Ma lo sappiamo: come la divinità di Cristo è stata lo scandalo di tutte le eresie, così la santità della Chiesa è l’autentica pietra d’inciampo che si pianta come un masso sulla nostra via: se non vogliamo nasconderci da noi stessi la verità, siamo senz’altro tentati di dire che la Chiesa non sia affatto santa. Sono parole che si leggono in quell’opera ormai classica, Introduzione al cristianesimo, del giovane J. Ratzinger, il quale riconosceva subito, con linguaggio diretto e tutt’altro che diplomatico:

Ve lo confesso apertamente: per me, proprio la ben poco santa santità della Chiesa racchiude in sé qualcosa di infinitamente consolante. Infatti, come non ci si dovrebbe perdere d’animo di fronte a una santità che si presentasse assolutamente incontaminata, agendo su di noi con piglio giudicatore e fiato rovente?” (p. 283).

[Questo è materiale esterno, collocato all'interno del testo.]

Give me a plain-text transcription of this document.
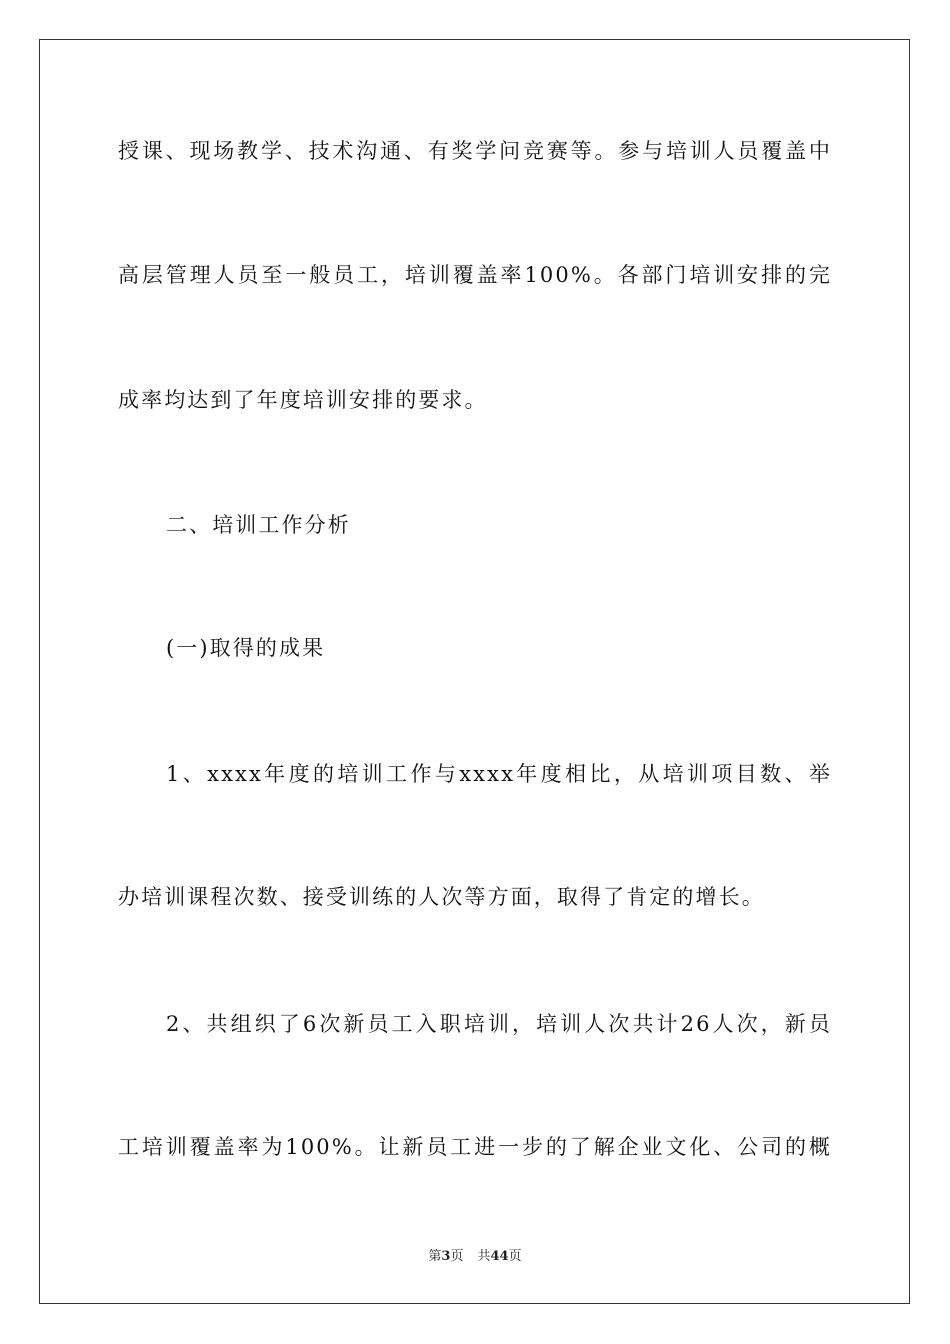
授课、现场教学、技术沟通、有奖学问竞赛等。参与培训人员覆盖中
高层管理人员至一般员工，培训覆盖率100%。各部门培训安排的完
成率均达到了年度培训安排的要求。
二、培训工作分析
(一)取得的成果
1、xxxx年度的培训工作与xxxx年度相比，从培训项目数、举
办培训课程次数、接受训练的人次等方面，取得了肯定的增长。
2、共组织了6次新员工入职培训，培训人次共计26人次，新员
工培训覆盖率为100%。让新员工进一步的了解企业文化、公司的概
第3页 共44页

Quest’anno la festa odierna della Cattedra di s. Pietro si colloca quasi all’inizio della Quaresima, e questo contesto liturgico ci spinge a misurare il peso specifico della nostra fede, del nostro credere in Gesù Cristo e del nostro credere la Chiesa.

Riguardo al primo articolo, ci si impone la domanda: che cosa significa per noi credere in Gesù Cristo? Significa ritenerlo il tutto per noi (“Per noi Cristo è tutto”, s. Ambrogio). Non significa dire “Signore, Signore”, ma fare della volontà del Padre il pane di vita per la nostra vita. Significa non antepone nulla e nessuno all’amore di Cristo, neanche i doni Cristo, neanche le opere per Cristo. Significa arrendersi al fascino della sua grazia, lasciarsi disegnare il futuro dalla lieta, inesauribile fantasia della sua smisurata tenerezza. Significa innamorarsi di lui e far innamorare di lui quanti incrociamo sul nostro cammino. Significa non solo agire per Cristo, ma vivere di lui, con lui, in lui. Non c’è avventura cristiana più bella di questa…

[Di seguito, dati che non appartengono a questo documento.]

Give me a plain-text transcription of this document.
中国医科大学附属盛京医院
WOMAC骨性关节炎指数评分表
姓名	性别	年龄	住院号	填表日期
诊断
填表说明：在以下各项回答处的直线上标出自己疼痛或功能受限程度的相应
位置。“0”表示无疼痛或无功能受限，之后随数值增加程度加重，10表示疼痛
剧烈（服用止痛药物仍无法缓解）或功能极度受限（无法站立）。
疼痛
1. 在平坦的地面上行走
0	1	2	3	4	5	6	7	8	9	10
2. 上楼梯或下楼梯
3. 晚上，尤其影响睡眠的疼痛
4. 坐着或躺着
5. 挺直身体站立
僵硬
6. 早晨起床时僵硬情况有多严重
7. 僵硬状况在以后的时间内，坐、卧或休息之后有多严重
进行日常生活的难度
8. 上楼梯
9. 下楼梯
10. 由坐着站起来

Riguardo al secondo articolo, cosa significa credere la Chiesa? La risposta la troviamo in quella prima enciclica qual è la I Lettera di Pietro, da cui è stata tratta la prima lettura. Lì vi si contiene l’esortazione del capo degli apostoli ai pastori, visti dalla parte dei fedeli. Se invertiamo la prospettiva, possiamo dire che, per i fedeli, credere la Chiesa significa accettare il servizio dei pastori – oggi, l’amatissimo nostro Papa Benedetto e il Vescovo pro tempore – “non perché costretti ma volentieri; non per interesse ma con animo grande; non come sudditi servilmente sottomessi, ma come collaboratori disponibili, attivi e volenterosi”. In particolare, in questo anno dedicato alla comunione, permettetemi di rilanciarvi il messaggio di questa Quaresima, che ho formulato con le parole di s. Paolo: “Non stanchiamoci di fare il bene; se infatti non desistiamo, a suo tempo mieteremo. (…) Operiamo il bene verso tutti, soprattutto verso i fratelli nella fede” (Gal 6,9s).

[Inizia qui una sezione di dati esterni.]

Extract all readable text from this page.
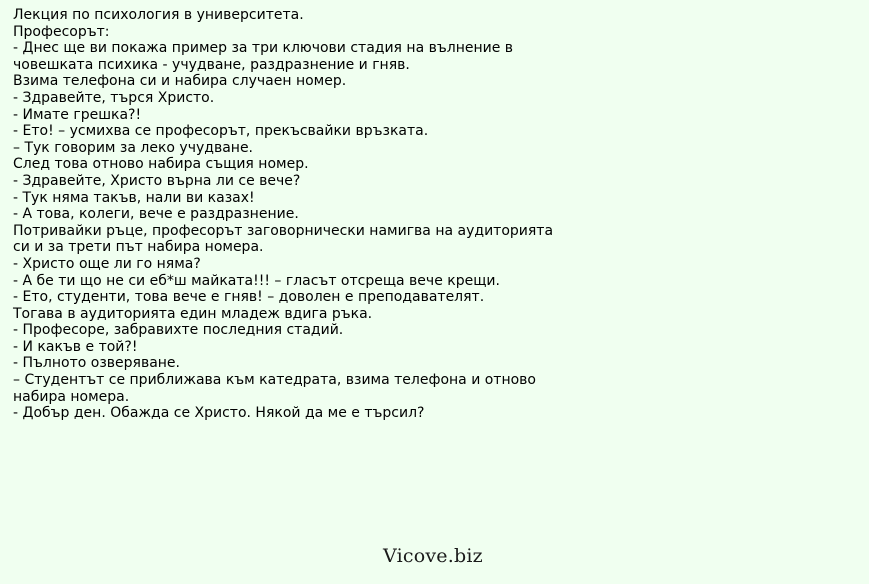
Лекция по психология в университета.
Професорът:
- Днес ще ви покажа пример за три ключови стадия на вълнение в човешката психика - учудване, раздразнение и гняв.
Взима телефона си и набира случаен номер.
- Здравейте, търся Христо.
- Имате грешка?!
- Ето! – усмихва се професорът, прекъсвайки връзката.
– Тук говорим за леко учудване.
След това отново набира същия номер.
- Здравейте, Христо върна ли се вече?
- Тук няма такъв, нали ви казах!
- А това, колеги, вече е раздразнение.
Потривайки ръце, професорът заговорнически намигва на аудиторията си и за трети път набира номера.
- Христо още ли го няма?
- А бе ти що не си еб*ш майката!!! – гласът отсреща вече крещи.
- Ето, студенти, това вече е гняв! – доволен е преподавателят.
Тогава в аудиторията един младеж вдига ръка.
- Професоре, забравихте последния стадий.
- И какъв е той?!
- Пълното озверяване.
– Студентът се приближава към катедрата, взима телефона и отново набира номера.
- Добър ден. Обажда се Христо. Някой да ме е търсил?
Vicove.biz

Fratelli, sorelle, amici di Comunione e Liberazione: attraverso il carisma di don Giussani, e, nella nostra Diocesi, del carissimo Don Giancarlo, lo Spirito del Risorto ha aperto un nuovo, profetico capitolo di grazia nella storia della Chiesa. Il Signore, che ha iniziato la sua opera in voi e attraverso di voi, la porti felicemente a compimento!